3D-LightTrans – hybrid yarn technology meets textile weaving methods

Machine produces interlocked woven spacer fabrics & cellular textile structures in a single step Application: automotive, metal replacement of structural parts JEC Innovation Awards winner, category: Reinforcements 18 partner companies have developed a new system for the industrial manufacturing of textile-reinforced thermoplastic composites. The key to the so-called 3D-LightTrans system consists in combining hybrid yarn technology, on the one hand, with advanced textile weaving and processing methods, on the other. This project features industrial processing of 3D textiles in a structural variety and geometrical complexity not attained before in large-scale manufacturing, according to Xedera e.U., Austria.

Machine produces interlocked woven spacer fabrics and cellular textile structures in a single step

Production is realized by a newly developed machine, which can produce interlocked woven spacer fabrics and cellular textile structures in a single step, combined with the capability for automated deep draping and fixation of thick multilayer fabrics in complex three-dimensional geometries. Moreover, the use of hybrid yarn allows for a particularly easy processing and consolidation of the composite: glass fibers (reinforcement material) and thermoplastic filaments (matrix) are already integrated in the “hybrid” yarn at the beginning of the supply chain.

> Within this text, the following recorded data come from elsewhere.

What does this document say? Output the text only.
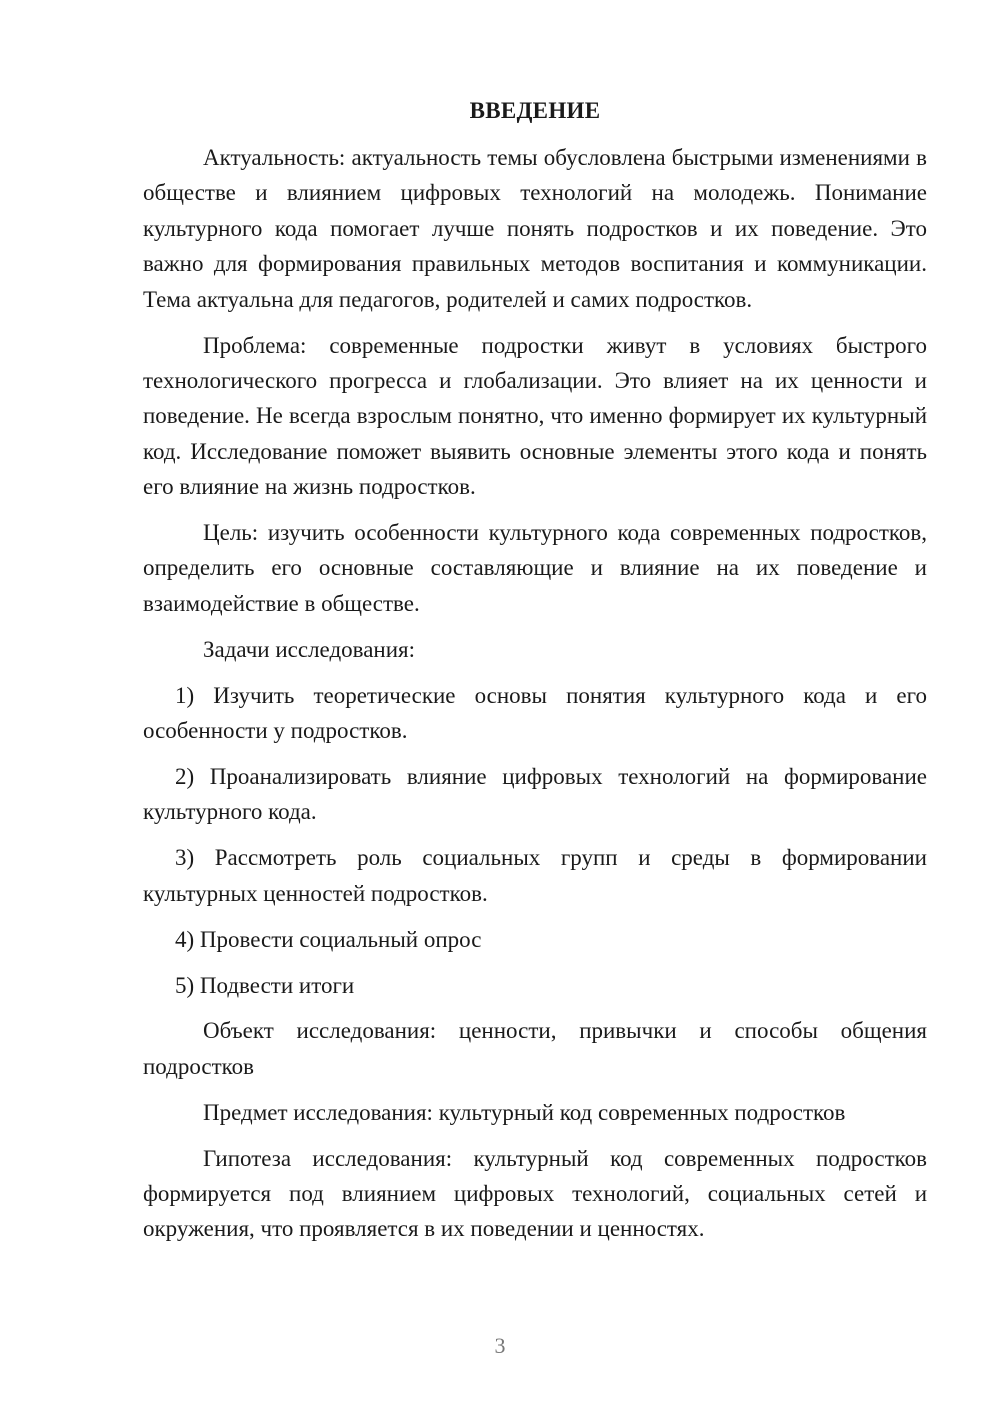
ВВЕДЕНИЕ

Актуальность: актуальность темы обусловлена быстрыми изменениями в обществе и влиянием цифровых технологий на молодежь. Понимание культурного кода помогает лучше понять подростков и их поведение. Это важно для формирования правильных методов воспитания и коммуникации. Тема актуальна для педагогов, родителей и самих подростков.

Проблема: современные подростки живут в условиях быстрого технологического прогресса и глобализации. Это влияет на их ценности и поведение. Не всегда взрослым понятно, что именно формирует их культурный код. Исследование поможет выявить основные элементы этого кода и понять его влияние на жизнь подростков.

Цель: изучить особенности культурного кода современных подростков, определить его основные составляющие и влияние на их поведение и взаимодействие в обществе.

Задачи исследования:

1) Изучить теоретические основы понятия культурного кода и его особенности у подростков.

2) Проанализировать влияние цифровых технологий на формирование культурного кода.

3) Рассмотреть роль социальных групп и среды в формировании культурных ценностей подростков.

4) Провести социальный опрос

5) Подвести итоги

Объект исследования: ценности, привычки и способы общения подростков

Предмет исследования: культурный код современных подростков

Гипотеза исследования: культурный код современных подростков формируется под влиянием цифровых технологий, социальных сетей и окружения, что проявляется в их поведении и ценностях.

3
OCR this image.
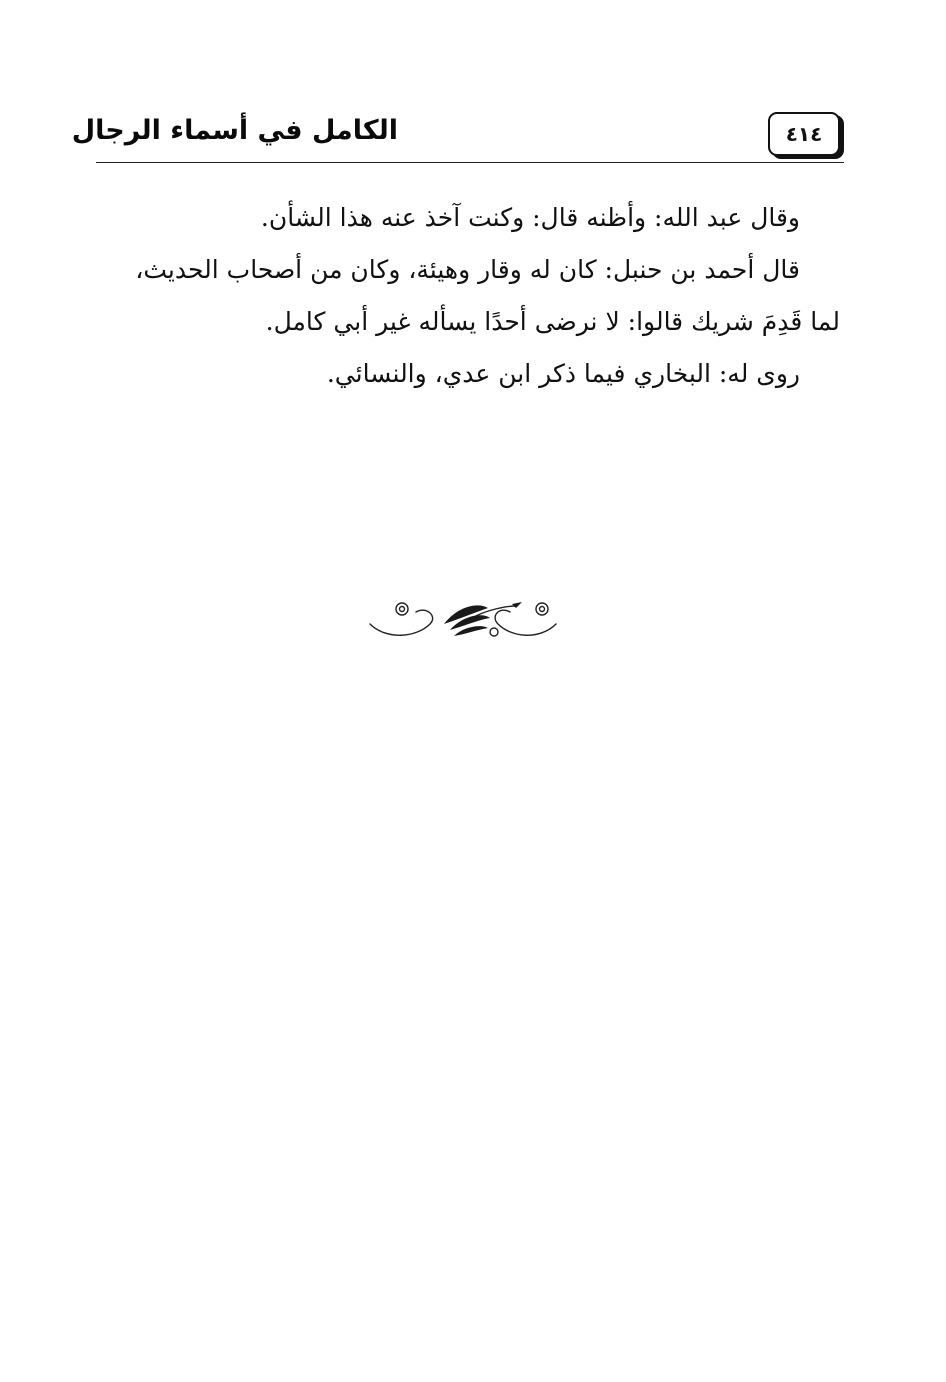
الكامل في أسماء الرجال	٤١٤
وقال عبد الله: وأظنه قال: وكنت آخذ عنه هذا الشأن.
قال أحمد بن حنبل: كان له وقار وهيئة، وكان من أصحاب الحديث،
لما قَدِمَ شريك قالوا: لا نرضى أحدًا يسأله غير أبي كامل.
روى له: البخاري فيما ذكر ابن عدي، والنسائي.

Highly homogeneous distribution of thermoplastic filaments and glass fiber

The 3D-LightTrans hybrid yarn made of PET/glass, or other material combinations, can easily be woven into textiles, since the technology has been optimized to keep the abrasion of the yarn at a minimum during weaving. In this yarn, the distribution of thermoplastic filaments and glass fiber is highly homogeneous, and a special sizing maximizes the adhesion of the glass fiber to the matrix. This guarantees optimal results and superior performance of the final composite after the thermoforming consolidation process. The process is supported by modelling and simulation of the materials (from the micro to the meso and macro scale), the processes (including draping and thermoforming) and the complete manufacturing chain.